À partir des années 1620, la maison, mitoyenne de l'église paroissiale, apparaît dans les sources comme le presbytère (A.D. Aude, 1 Fi 975). Nous ne connaissons rien de la fonction de la maison entre 1457, date où elle appartient encore à un particulier, et 1620, date où elle apparaît pour la première fois comme presbytère. Si la liste reste à compléter, la connaissance des curés successifs de Lagrasse pourra peut-être permettre d'identifier, lors des futures recherches, leur lieu de résidence dans le bourg avant la date de 1620, et donc de déterminer avec plus de précision le moment où la maison est devenue presbytère. La maison 9 rue des Cancans (cadastre B2026), ancienne rue de la Chapellenie vieille, a longtemps été considérée, sans doute à tort, comme l'ancien presbytère. Si cette hypothèse ne peut être totalement exclue, il faut rester très prudent : en 1948, Roger Hyvert a affirmé que cette maison était l'ancien presbytère en se fondant sur les mentions de « maison du sacristain » ou « chapellenie » dans les reconnaissances du début de l'Époque moderne. Toutefois, les plans des fiefs abbatiaux de 1769 la maison du sacristain est localisée au n° 5 de la rue des Cancans (cad. B0025) et non au n° 9. Les appellations « maison du sacristain » ou « chapellenie » ne garantissent pas qu'il s'agisse de la maison des curés et ces deux notions peuvent correspondre à des réalités différentes, bien qu'au 13e siècle, les curés portaient le titre de capellanus alors qu'ils étaient appelés recteurs dès la fin du 14e siècle. En 1620, alors que la maison 16 rue Paul Vergnes était déjà le presbytère, la maison 5 rue des Cancans était encore reconnue comme celle du sacristain et n'était donc visiblement pas la résidence des curés.

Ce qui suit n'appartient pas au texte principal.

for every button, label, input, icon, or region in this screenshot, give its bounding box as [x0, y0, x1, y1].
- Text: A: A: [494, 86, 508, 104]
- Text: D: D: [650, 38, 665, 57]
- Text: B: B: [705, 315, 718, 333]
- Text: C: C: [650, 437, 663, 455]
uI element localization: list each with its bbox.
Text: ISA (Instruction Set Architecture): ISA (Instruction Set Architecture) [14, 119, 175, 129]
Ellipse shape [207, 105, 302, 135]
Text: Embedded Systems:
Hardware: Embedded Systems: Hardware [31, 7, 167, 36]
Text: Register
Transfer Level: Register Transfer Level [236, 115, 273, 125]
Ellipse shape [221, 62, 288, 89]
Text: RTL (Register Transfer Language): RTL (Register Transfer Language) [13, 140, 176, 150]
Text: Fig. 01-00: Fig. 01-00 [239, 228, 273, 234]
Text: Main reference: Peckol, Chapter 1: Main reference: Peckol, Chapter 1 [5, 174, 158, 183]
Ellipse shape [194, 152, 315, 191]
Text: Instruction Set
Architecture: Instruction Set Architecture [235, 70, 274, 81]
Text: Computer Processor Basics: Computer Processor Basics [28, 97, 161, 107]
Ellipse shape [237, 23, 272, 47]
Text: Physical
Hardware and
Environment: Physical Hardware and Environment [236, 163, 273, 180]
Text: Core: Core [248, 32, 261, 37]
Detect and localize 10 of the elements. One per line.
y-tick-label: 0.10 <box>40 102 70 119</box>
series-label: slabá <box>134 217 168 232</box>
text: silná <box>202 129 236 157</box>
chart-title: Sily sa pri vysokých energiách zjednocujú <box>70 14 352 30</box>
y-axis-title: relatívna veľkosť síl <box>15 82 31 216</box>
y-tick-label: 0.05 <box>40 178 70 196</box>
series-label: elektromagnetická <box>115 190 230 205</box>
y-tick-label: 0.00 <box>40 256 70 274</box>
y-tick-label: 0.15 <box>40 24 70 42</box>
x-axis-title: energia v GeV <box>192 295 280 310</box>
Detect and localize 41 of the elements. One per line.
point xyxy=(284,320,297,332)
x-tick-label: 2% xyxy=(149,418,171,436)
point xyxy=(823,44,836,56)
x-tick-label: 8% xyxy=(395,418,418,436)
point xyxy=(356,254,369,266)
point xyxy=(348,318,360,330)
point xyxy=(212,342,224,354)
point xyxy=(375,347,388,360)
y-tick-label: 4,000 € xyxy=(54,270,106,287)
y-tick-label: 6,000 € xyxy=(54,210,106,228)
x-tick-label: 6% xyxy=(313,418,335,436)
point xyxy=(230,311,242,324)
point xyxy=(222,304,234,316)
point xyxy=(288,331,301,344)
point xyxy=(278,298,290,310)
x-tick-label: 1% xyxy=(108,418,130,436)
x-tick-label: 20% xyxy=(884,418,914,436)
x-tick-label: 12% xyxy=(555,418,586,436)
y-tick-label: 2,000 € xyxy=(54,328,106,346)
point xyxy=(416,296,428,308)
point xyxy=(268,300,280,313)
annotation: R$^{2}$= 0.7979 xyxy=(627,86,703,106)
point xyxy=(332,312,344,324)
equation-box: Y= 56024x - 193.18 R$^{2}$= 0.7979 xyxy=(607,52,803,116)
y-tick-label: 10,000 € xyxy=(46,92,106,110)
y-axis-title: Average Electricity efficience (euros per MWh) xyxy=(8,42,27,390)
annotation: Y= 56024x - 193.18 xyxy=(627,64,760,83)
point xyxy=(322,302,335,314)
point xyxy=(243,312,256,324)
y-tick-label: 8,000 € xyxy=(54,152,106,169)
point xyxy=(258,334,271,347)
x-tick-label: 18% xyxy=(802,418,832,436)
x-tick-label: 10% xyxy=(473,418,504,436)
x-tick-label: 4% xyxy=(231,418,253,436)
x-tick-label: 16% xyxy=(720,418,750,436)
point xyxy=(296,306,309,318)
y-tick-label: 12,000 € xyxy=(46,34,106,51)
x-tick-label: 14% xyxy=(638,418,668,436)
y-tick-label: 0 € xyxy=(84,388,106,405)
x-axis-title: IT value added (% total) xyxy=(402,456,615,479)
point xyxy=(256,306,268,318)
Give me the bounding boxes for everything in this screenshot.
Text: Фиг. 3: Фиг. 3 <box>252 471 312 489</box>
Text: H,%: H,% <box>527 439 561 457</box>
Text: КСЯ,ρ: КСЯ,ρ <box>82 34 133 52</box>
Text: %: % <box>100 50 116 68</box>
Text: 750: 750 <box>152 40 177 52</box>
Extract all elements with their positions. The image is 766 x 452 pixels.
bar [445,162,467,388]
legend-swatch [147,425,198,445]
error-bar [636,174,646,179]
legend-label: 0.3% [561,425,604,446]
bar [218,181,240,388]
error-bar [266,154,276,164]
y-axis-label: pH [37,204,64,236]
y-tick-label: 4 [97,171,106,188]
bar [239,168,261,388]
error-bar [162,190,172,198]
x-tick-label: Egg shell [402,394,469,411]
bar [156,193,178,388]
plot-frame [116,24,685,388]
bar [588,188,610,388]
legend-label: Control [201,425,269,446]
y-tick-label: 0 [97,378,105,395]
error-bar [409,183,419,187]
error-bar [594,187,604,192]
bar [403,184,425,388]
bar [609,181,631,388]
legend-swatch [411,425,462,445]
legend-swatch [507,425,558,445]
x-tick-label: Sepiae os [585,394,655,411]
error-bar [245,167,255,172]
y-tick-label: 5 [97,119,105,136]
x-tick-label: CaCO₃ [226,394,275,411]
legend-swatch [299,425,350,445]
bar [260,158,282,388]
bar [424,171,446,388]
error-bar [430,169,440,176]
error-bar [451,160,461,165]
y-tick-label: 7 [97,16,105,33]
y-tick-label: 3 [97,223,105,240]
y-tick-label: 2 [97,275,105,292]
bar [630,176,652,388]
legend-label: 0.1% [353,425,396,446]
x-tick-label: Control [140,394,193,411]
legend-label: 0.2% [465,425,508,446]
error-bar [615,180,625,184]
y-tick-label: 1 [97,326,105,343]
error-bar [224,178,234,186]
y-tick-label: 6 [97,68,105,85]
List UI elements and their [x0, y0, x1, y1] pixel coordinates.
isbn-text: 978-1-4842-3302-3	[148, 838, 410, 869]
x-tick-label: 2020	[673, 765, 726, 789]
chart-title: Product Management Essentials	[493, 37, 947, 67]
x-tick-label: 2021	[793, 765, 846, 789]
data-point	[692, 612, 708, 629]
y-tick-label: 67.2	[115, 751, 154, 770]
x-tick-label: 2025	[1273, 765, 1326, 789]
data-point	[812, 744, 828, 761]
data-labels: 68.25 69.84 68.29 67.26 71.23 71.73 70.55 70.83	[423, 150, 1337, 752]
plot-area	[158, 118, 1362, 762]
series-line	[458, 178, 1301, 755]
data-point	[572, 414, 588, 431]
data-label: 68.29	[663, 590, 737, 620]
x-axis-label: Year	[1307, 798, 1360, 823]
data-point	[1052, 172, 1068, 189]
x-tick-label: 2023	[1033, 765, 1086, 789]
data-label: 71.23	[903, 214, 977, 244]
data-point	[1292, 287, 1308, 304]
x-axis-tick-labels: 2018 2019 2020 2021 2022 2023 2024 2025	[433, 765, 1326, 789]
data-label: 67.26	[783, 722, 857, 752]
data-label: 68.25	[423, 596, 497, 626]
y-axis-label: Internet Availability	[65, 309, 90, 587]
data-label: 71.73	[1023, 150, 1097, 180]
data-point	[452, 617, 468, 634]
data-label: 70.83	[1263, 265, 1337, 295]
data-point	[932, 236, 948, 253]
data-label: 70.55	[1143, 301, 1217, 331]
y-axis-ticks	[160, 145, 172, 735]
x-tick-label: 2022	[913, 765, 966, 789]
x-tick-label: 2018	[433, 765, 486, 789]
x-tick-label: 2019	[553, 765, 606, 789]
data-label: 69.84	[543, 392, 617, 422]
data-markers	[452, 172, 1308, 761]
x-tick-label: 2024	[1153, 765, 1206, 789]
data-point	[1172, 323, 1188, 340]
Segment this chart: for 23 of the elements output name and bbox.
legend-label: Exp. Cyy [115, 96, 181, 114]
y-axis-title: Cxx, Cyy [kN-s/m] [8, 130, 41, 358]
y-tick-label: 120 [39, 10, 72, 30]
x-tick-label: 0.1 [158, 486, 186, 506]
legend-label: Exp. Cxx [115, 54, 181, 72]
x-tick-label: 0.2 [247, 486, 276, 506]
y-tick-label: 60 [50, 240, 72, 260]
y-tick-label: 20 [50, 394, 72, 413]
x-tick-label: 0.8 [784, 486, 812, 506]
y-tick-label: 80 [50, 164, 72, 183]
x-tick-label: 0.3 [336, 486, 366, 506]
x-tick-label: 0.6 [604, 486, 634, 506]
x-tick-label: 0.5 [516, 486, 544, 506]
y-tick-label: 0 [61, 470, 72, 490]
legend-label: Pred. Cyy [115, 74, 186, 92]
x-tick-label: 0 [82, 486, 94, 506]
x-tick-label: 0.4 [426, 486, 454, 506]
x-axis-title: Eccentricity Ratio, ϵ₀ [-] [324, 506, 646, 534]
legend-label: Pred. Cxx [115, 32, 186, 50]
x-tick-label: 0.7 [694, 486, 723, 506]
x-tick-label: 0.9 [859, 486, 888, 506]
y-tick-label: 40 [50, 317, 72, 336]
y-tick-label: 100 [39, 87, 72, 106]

En 1650, un conflit entre la communauté des habitants et le curé Jean Neret montre que ce dernier n'y résidait pas et que faute d'entretien, elle était "tombée en tres grande ruyne et deterioration". De grands travaux menés à la fin du 19e siècle entraînèrent un remaniement complet de l'organisation intérieure et des circulations (MSN6), ainsi que la destruction du tiers septentrional de la maison (COU1), qui constituait une ancienne unité d'habitation à la fin du 13e-début du 14e siècle. Elle perdit sa fonction de presbytère en 2000. En 2016, cette propriété communale accueillait la "Maison du Patrimoine" du village, où une exposition sur les plafonds peints médiévaux de Lagrasse et du Languedoc était présentée.
La maison nord (MSN3) de la fin du 13e ou du début du 14e siècle, regroupée dans cet ensemble avant le milieu du 15e siècle, fait l'objet d'un dossier individuel. La maison centrale (MSN2) et la maison sud (MSN1), dont ne subsistent aucun autre témoignage que celui des sources écrites pour les périodes antérieures au 15e siècle, sont décrites dans le présent dossier.